O governo dos Estados Unidos, sob a presidência de Donald Trump, tem pressionado por uma reclassificação de facções criminosas latino-americanas, como o Primeiro Comando da Capital (PCC) e o Comando Vermelho (CV), como organizações terroristas.
Esses dois grupos tratam-se dos maiores nomes do crime organizado no Brasil. Contudo, essa proposta esbarrou na resistência do governo brasileiro, que busca intensificar o combate à criminalidade, mas resguardando a soberania nacional.
Durante uma reunião realizada nesta segunda-feira (6 de abril), representantes do Ministério da Justiça e Segurança Pública (MJSP) afirmaram a enviados norte-americanos que, segundo a legislação brasileira, essas facções não se enquadram na definição de terrorismo, mas de organizações criminosas.
PCC e CV não devem ser classificados como terroristas pelos EUA
A iniciativa norte-americana não surgiu do nada. Desde o período eleitoral do ano passado, Donald Trump adotou um discurso de endurecimento no combate ao narcotráfico, prometendo ação firme contra os cartéis de drogas da América Latina.
Pouco depois de assumir o novo mandato, em janeiro, Trump assinou uma série de ordens executivas que pavimentam o caminho para tratar essas organizações como ameaças terroristas.
Esses decretos, embora ainda genéricos, já mencionavam grupos como o Tren de Aragua, da Venezuela, e Las Maras Salvatrucha, originária de El Salvador. Agora, a tentativa é de estender esse enquadramento também a grupos brasileiros, como PCC e CV.
O movimento ganhou força após o senador Flávio Bolsonaro (PL-RJ), aliado político e ideológico de Trump, entregar a autoridades norte-americanas um dossiê elaborado pelas secretarias de segurança pública de São Paulo e do Rio de Janeiro.
No documento, supostas conexões do PCC e do CV com o grupo libanês Hezbollah são citadas como evidência para justificar o rótulo de organização terrorista.
Vale destacar que o senador é assumidamente um aliado ideológico de Trump, e as pastas estaduais que assinam o dossiê são lideradas por políticos próximos ao bolsonarismo, o que reforça o alinhamento da proposta dos EUA com a linha ideológica do ex-presidente Jair Bolsonaro.
Governo Lula afirma que PCC e CV são organizações criminosas comuns, e não terroristas
Contudo, apesar da pressão, os representantes do governo Lula foram firmes ao recusar a mudança de classificação.
Segundo os técnicos do Ministério da Justiça, as ações dessas facções não têm motivações ideológicas, religiosas ou políticas — critérios essenciais para a tipificação como terrorismo segundo o ordenamento jurídico brasileiro.
Em vez disso, tratam-se de grupos cujo objetivo principal é o lucro, obtido através do tráfico de drogas e armas.
Ou seja, segundo especialistas do ministério da Justiça, PCC e CV não atacam pessoas por sua nacionalidade ou religião, mas sim para obter ganhos financeiros, e portanto, não são grupos terroristas, mas criminosos comuns, que obviamente também devem ser combatidos.
Classificar PCC e CV como terroristas pode facilitar interferência dos EUA no Brasil, como no Iraque
Além das questões jurídicas, pesa também o risco geopolítico envolvido na proposta americana.
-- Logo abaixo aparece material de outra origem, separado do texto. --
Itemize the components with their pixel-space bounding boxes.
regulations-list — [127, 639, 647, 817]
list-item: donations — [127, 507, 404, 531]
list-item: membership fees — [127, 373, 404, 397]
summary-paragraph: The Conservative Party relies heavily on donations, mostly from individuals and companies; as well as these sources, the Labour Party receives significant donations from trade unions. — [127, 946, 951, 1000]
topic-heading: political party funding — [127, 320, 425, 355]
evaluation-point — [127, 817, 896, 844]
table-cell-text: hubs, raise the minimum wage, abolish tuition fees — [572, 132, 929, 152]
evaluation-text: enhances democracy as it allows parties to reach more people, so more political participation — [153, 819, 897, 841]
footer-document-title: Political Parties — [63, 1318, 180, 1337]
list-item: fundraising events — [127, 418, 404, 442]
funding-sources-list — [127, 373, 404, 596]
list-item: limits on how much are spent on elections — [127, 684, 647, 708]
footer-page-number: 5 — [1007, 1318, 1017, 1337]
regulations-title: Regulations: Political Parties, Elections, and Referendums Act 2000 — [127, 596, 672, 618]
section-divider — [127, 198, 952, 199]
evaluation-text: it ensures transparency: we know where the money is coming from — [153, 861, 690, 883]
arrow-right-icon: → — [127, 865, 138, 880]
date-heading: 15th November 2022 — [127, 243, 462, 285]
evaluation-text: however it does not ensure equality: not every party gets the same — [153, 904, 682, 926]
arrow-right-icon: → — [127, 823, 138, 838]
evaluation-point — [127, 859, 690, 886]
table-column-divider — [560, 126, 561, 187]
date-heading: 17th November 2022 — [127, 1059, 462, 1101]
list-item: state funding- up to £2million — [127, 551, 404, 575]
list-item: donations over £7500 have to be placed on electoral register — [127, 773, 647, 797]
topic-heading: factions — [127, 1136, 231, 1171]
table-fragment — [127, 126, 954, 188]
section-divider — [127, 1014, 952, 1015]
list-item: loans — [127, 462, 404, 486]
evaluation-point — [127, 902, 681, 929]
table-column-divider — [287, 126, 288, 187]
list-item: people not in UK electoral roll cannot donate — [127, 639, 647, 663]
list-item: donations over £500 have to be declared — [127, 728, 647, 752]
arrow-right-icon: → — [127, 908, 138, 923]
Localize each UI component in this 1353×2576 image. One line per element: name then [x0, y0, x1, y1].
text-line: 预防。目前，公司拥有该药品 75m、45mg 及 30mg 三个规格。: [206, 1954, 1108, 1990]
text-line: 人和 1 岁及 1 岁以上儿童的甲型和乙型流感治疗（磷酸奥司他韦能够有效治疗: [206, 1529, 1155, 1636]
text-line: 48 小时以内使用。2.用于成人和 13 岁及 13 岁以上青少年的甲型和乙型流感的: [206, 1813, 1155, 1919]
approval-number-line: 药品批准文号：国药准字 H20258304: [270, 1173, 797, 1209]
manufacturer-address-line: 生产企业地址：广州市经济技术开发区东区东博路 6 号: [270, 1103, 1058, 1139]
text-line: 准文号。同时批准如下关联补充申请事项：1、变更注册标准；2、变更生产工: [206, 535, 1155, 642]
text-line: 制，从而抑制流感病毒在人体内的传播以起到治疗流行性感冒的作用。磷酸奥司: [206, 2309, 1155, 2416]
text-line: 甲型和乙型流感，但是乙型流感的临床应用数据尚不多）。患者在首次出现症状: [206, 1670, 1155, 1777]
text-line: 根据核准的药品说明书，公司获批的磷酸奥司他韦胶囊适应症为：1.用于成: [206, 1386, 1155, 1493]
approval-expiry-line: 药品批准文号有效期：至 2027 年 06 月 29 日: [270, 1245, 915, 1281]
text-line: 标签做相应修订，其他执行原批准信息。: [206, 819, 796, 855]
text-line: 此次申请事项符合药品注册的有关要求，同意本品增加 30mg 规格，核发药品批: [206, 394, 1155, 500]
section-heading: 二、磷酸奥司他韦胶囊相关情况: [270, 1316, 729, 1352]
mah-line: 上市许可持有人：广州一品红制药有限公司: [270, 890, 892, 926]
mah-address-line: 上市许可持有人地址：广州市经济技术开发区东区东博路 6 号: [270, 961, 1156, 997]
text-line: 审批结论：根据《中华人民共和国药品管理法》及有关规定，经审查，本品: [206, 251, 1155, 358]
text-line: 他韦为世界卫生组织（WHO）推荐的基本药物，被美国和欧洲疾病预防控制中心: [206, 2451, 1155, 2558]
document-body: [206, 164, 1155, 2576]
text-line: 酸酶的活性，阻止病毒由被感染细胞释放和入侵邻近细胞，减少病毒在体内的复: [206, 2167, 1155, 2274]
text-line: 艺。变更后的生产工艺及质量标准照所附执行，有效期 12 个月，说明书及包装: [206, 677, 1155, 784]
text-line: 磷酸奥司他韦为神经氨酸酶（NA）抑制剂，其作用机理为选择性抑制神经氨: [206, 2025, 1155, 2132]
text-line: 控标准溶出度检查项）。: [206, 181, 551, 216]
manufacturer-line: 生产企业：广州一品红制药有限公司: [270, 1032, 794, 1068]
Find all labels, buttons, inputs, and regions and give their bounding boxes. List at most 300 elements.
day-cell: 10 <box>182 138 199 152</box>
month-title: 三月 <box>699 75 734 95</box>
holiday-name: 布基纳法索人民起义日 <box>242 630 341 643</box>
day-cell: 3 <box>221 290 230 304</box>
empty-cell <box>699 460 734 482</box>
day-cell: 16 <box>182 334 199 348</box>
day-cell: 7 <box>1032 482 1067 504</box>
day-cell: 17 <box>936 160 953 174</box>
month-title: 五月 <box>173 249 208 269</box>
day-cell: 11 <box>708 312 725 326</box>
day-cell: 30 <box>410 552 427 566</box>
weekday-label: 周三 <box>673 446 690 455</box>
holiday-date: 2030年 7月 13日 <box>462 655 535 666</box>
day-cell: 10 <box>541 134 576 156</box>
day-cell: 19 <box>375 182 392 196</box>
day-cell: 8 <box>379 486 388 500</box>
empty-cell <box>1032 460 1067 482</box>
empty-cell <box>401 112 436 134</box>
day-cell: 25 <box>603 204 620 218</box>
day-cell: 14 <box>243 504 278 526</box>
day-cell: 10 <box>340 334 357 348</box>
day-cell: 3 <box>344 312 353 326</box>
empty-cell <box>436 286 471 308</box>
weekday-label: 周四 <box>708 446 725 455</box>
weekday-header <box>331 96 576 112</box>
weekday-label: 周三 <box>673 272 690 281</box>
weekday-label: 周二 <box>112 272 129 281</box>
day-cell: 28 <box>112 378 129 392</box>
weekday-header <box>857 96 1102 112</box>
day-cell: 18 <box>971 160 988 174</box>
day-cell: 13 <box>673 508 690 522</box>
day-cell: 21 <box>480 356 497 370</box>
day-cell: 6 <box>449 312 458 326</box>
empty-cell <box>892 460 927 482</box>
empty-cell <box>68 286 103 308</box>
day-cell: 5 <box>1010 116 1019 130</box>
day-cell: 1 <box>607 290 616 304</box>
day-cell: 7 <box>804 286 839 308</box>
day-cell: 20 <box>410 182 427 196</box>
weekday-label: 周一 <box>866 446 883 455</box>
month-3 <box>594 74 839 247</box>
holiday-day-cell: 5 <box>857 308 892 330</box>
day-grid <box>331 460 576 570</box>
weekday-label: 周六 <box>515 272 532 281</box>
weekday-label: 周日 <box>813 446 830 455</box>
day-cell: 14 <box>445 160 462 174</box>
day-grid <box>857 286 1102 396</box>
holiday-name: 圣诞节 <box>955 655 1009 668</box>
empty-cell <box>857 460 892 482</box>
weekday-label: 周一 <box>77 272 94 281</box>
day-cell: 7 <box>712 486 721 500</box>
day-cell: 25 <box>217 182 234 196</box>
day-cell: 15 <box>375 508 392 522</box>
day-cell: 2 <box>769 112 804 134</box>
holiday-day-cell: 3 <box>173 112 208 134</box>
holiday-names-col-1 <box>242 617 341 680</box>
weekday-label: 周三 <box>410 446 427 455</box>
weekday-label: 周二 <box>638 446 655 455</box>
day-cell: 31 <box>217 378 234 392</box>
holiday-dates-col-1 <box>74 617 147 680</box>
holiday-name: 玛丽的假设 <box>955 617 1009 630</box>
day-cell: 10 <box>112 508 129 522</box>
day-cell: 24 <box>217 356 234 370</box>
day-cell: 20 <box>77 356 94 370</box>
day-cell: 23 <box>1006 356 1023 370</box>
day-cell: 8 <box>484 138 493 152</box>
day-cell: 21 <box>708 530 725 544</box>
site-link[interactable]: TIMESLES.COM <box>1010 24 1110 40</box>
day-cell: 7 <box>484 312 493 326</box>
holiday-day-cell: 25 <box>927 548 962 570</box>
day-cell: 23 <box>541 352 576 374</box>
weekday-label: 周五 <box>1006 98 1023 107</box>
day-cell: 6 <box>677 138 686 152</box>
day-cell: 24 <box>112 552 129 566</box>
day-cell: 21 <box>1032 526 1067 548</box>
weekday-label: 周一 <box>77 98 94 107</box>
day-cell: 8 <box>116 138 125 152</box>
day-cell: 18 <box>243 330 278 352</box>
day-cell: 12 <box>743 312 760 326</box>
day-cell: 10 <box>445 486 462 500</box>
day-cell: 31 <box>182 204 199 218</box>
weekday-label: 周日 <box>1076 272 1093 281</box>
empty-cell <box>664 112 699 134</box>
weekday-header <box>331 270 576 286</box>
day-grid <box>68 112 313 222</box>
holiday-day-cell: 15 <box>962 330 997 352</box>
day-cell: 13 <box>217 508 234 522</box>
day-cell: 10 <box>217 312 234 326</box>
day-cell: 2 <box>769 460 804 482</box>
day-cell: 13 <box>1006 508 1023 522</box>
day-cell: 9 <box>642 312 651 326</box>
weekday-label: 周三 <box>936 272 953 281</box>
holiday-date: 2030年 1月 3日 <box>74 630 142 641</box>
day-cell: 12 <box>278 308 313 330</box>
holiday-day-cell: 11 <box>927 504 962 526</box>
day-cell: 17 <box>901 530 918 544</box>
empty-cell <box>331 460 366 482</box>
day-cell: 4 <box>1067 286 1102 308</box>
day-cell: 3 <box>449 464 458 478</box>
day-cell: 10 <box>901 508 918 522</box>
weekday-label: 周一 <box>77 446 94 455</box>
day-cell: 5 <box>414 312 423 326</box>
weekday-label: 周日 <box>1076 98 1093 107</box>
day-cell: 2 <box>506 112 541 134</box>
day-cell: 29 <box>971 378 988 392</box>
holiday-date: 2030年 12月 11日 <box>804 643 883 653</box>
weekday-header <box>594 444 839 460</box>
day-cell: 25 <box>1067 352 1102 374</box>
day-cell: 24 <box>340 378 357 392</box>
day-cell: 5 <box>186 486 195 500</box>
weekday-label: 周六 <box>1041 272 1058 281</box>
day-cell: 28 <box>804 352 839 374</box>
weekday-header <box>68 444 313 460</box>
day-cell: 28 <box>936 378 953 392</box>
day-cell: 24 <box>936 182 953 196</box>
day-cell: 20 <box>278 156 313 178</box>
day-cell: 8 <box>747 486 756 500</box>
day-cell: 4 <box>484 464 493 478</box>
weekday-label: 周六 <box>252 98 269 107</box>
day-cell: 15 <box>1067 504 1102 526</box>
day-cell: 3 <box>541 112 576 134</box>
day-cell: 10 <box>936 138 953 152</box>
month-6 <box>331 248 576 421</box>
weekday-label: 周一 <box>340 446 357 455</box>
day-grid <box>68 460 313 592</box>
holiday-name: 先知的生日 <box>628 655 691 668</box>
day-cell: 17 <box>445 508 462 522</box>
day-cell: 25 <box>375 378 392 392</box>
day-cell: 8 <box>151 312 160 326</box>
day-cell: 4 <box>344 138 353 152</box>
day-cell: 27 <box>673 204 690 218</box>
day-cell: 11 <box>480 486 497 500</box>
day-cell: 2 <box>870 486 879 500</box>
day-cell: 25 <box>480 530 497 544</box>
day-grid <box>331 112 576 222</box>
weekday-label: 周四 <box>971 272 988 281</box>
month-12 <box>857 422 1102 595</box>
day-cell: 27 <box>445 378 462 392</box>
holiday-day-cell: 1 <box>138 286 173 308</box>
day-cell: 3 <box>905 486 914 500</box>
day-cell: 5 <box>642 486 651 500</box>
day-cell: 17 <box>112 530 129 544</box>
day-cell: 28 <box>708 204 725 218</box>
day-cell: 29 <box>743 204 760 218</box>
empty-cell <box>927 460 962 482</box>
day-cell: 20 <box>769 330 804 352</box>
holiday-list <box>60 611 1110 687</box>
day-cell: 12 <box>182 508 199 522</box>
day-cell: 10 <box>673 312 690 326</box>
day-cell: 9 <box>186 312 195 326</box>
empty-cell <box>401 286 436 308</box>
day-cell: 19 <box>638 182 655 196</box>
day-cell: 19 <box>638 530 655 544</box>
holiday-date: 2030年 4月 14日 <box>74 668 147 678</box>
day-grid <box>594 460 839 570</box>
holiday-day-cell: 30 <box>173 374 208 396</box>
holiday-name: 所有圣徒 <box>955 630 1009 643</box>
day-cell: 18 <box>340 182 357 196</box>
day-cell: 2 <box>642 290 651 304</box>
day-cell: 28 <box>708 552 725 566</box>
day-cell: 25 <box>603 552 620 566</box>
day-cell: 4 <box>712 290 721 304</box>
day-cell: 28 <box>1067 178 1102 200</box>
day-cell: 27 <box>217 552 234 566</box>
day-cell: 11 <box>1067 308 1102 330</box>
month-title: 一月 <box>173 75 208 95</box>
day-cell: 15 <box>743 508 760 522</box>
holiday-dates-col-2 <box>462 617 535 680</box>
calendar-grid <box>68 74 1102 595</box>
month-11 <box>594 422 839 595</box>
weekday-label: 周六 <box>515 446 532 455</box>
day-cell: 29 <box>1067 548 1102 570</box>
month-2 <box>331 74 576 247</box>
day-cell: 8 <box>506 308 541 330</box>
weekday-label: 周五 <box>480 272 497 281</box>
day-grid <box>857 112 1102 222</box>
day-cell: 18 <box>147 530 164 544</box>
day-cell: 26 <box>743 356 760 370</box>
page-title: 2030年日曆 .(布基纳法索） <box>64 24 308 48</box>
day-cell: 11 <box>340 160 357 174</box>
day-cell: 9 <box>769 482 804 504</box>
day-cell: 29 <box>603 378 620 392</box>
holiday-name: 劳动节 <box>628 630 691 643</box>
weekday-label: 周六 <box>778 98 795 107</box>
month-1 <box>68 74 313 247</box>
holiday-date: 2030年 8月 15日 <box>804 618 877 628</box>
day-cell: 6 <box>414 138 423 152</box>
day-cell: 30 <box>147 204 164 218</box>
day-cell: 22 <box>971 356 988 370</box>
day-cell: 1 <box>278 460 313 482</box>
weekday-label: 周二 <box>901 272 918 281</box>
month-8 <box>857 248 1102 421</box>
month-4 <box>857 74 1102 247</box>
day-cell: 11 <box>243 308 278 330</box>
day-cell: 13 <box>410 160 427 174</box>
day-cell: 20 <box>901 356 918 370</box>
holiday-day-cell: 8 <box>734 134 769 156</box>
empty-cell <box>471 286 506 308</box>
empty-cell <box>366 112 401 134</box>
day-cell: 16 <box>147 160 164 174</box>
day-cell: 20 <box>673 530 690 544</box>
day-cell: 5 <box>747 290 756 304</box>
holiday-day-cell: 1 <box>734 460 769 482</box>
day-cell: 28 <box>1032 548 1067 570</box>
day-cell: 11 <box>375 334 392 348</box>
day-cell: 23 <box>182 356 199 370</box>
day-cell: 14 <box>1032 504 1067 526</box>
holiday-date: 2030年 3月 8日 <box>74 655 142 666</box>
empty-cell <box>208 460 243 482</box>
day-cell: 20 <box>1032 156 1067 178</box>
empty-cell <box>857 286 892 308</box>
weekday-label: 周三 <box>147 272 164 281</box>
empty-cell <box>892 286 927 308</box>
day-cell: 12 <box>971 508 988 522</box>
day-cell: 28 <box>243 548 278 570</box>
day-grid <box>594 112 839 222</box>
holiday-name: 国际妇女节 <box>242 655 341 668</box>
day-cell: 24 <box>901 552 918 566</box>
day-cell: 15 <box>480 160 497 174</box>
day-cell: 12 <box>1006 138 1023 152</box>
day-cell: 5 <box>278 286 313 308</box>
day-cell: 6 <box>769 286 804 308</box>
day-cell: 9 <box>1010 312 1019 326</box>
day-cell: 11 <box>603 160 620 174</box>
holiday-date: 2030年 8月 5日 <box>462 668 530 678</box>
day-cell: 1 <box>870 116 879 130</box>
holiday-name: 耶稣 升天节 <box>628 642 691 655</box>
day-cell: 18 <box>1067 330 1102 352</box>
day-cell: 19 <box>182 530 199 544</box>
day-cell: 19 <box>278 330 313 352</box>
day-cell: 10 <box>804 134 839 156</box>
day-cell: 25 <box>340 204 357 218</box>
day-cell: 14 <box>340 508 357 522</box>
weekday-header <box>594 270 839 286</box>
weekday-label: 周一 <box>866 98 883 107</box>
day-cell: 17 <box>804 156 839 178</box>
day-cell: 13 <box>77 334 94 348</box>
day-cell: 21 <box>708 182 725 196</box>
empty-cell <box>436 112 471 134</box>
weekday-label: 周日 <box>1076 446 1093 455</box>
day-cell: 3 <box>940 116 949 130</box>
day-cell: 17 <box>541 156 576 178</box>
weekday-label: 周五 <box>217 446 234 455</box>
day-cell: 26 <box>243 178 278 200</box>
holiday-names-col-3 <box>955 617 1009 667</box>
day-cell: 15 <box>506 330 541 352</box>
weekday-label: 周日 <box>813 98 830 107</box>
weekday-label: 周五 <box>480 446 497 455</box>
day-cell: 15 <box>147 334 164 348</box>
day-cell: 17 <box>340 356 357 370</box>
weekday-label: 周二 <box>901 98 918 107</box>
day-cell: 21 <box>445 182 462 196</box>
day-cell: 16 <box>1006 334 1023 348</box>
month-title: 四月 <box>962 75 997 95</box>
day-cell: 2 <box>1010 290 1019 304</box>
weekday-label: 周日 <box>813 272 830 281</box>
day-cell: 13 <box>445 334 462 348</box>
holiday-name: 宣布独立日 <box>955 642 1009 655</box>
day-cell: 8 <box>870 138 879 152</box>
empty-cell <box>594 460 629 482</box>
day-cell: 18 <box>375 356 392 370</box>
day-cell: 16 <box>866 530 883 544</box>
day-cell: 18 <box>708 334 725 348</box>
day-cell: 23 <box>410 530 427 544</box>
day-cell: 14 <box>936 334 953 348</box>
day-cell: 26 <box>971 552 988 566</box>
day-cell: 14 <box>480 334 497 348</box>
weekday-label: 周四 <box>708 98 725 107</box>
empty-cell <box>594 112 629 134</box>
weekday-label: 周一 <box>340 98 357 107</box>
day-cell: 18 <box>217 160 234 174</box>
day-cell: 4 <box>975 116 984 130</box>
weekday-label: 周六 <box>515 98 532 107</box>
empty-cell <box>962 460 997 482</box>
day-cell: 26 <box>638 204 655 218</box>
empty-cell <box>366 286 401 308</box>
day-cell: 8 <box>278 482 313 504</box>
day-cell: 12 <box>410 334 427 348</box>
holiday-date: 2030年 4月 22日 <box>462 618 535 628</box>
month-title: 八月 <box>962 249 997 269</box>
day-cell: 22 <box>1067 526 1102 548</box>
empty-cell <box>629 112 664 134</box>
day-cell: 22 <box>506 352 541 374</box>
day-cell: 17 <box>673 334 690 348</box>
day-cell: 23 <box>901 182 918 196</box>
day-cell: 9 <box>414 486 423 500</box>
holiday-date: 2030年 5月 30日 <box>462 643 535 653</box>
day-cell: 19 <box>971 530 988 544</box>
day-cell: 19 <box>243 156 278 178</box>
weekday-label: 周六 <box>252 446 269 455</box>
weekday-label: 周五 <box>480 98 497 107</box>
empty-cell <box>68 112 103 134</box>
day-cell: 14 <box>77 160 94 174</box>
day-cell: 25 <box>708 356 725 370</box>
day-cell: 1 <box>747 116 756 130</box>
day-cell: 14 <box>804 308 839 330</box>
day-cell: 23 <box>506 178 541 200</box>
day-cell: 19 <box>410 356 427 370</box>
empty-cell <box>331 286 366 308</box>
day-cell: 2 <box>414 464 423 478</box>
Ao serem rotuladas como organizações terroristas, PCC e CV poderiam se tornar alvos de eventuais ações militares por parte dos Estados Unidos.
A história recente mostra que o governo americano não hesita em recorrer a operações armadas fora de seu território sob a justificativa de combate ao terrorismo — como ocorreu no Iraque, após os atentados de 11 de setembro.
Nesse sentido, ao manter o enquadramento atual das facções como grupos criminosos comuns, o governo brasileiro não apenas resguarda sua legislação interna, mas também protege sua soberania frente a possíveis intervenções externas.
PCC e CV seguem sendo combatidos pelo governo federal, inclusive com ajuda internacional
Por fim, a posição do governo Lula não implica em qualquer conivência com a atuação dessas facções.
PCC e CV continuam sendo alvo de investigação e repressão por parte do Estado brasileiro, inclusive com apoio internacional, em acordos de cooperação com os próprios Estados Unidos.
A diferença está em manter o combate no campo jurídico adequado, sem abrir brechas para ações que possam ferir a integridade territorial do Brasil.